Early Sign Language in the United States
In the early 1700’s, Martha’s Vineyard in Massachusetts had an unusually high population of Deaf residents. The community created and learned a new sign language to help eliminate the communication barrier between deaf and hearing residents.
The First Formal Sign Language System
Charles Michel de l’Épée was a French priest who founded the first free public school for the Deaf in Paris in 1755. l’Épée was the first to compose a standardized French sign language alphabet. He also created a French Sign Language (FSL) dictionary based on his students’ homemade signs, which included hand gestures for concepts rather than individual letters and words. His method of instruction laid the foundation for future teaching of sign language.
The First US School for the Deaf
Laurent Clerc and Thomas Hopkins Gallaudet established the first American school for the Deaf in 1817. Clerc came from Europe and taught French Sign Language, which had quickly spread beyond France into other European countries. Together they used the American students’ homemade hand signs, Martha’s Vineyard Sign Language (MVSL), and FSL to form American Sign Language.
Gallaudet University Founded
In 1864, President Abraham Lincoln signed an act that established the first federally chartered school for the Deaf. Gallaudet University still exists today in Washington, DC, and is the only liberal arts college for deaf and hard of hearing students. The school is also bilingual, with instruction both in ASL and English.
The Spread of Oralism
Alexander Graham Bell is best known as the inventor of the telephone, but he also exerted significant influence over Deaf education in the US. Bell strongly supported oralism, the belief that Deaf individuals should be taught speech and learn to lip-read as a primary form of communication. He believed that that the only way Deaf individuals would ever be part of society was by learning how to speak.
Bell spoke at the 1880 Congress of Milan, encouraging Deaf educators to eliminate sign language in favor of oral education. This congress resulted in a ban on sign language use in schools so that deaf children were not allowed to use sign language to learn or communicate. From then on, the Deaf used and taught American Sign Language in secret.
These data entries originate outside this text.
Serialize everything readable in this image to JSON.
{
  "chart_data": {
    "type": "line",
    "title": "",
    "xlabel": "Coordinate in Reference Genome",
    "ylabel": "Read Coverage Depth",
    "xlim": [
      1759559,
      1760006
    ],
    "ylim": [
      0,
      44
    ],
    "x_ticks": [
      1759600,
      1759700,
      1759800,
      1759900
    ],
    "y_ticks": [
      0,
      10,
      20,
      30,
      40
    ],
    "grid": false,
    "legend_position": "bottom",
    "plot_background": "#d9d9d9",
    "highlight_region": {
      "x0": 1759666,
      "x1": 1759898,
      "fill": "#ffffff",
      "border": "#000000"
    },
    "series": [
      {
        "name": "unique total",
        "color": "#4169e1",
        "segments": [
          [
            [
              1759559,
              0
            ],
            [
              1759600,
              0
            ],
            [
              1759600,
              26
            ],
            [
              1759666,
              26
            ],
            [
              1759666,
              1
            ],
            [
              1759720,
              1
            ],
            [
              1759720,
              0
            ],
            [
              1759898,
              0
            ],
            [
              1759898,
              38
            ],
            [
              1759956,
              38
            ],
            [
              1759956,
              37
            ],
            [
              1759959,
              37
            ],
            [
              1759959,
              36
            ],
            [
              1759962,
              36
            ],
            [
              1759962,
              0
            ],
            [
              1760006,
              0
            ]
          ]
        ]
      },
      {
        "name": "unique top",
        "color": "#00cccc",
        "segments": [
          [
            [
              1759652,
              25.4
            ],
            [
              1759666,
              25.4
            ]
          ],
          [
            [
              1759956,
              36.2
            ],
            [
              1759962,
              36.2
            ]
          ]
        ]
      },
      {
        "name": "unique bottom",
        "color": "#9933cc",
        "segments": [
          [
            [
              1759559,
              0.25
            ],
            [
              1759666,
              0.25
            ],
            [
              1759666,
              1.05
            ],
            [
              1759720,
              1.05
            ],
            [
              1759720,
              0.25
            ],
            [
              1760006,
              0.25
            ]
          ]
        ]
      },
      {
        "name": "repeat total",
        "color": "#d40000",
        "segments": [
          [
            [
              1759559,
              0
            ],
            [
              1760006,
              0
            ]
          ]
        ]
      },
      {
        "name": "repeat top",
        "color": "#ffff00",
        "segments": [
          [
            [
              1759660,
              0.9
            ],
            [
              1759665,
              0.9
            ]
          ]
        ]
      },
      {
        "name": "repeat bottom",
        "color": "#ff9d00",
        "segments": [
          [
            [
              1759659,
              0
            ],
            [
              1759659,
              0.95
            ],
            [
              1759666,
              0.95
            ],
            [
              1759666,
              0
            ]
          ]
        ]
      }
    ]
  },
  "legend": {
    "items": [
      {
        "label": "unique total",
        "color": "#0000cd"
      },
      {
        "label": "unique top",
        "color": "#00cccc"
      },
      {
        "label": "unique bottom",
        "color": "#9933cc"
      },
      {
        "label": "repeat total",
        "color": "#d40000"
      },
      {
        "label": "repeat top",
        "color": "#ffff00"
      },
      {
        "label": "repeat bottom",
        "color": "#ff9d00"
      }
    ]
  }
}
Sign Language Research and Advocacy
This misguided view of ASL continued into the 1960s, but began to shift when Gallaudet professor William Stokoe published his paper Sign Language Structure. His revolutionary work determined sign language to be linguistic in nature and established ASL as a fully-formed language that should be afforded the same respect as spoken languages. Stokoe and two Deaf colleagues at Gallaudet, Carl Croneberg and Dorothy Casterline, also created the first ASL dictionary during this period.
Further progress was made at the 15th International Congress on the Education of the Deaf (ICED) in 1980, a hundred years after the Second Congress of Milan eliminated sign language in education. Delegates revised the findings of the Congress of Milan to declare that “all deaf children have the right to flexible communication in the mode or combination of modes which best meets their individual needs.” In 2010, the 21st ICED held a formal vote to make even further changes. The delegates overruled all of the 1880 Milan resolutions, allowing the Deaf community freedom to be educated in their method, or methods, of choice.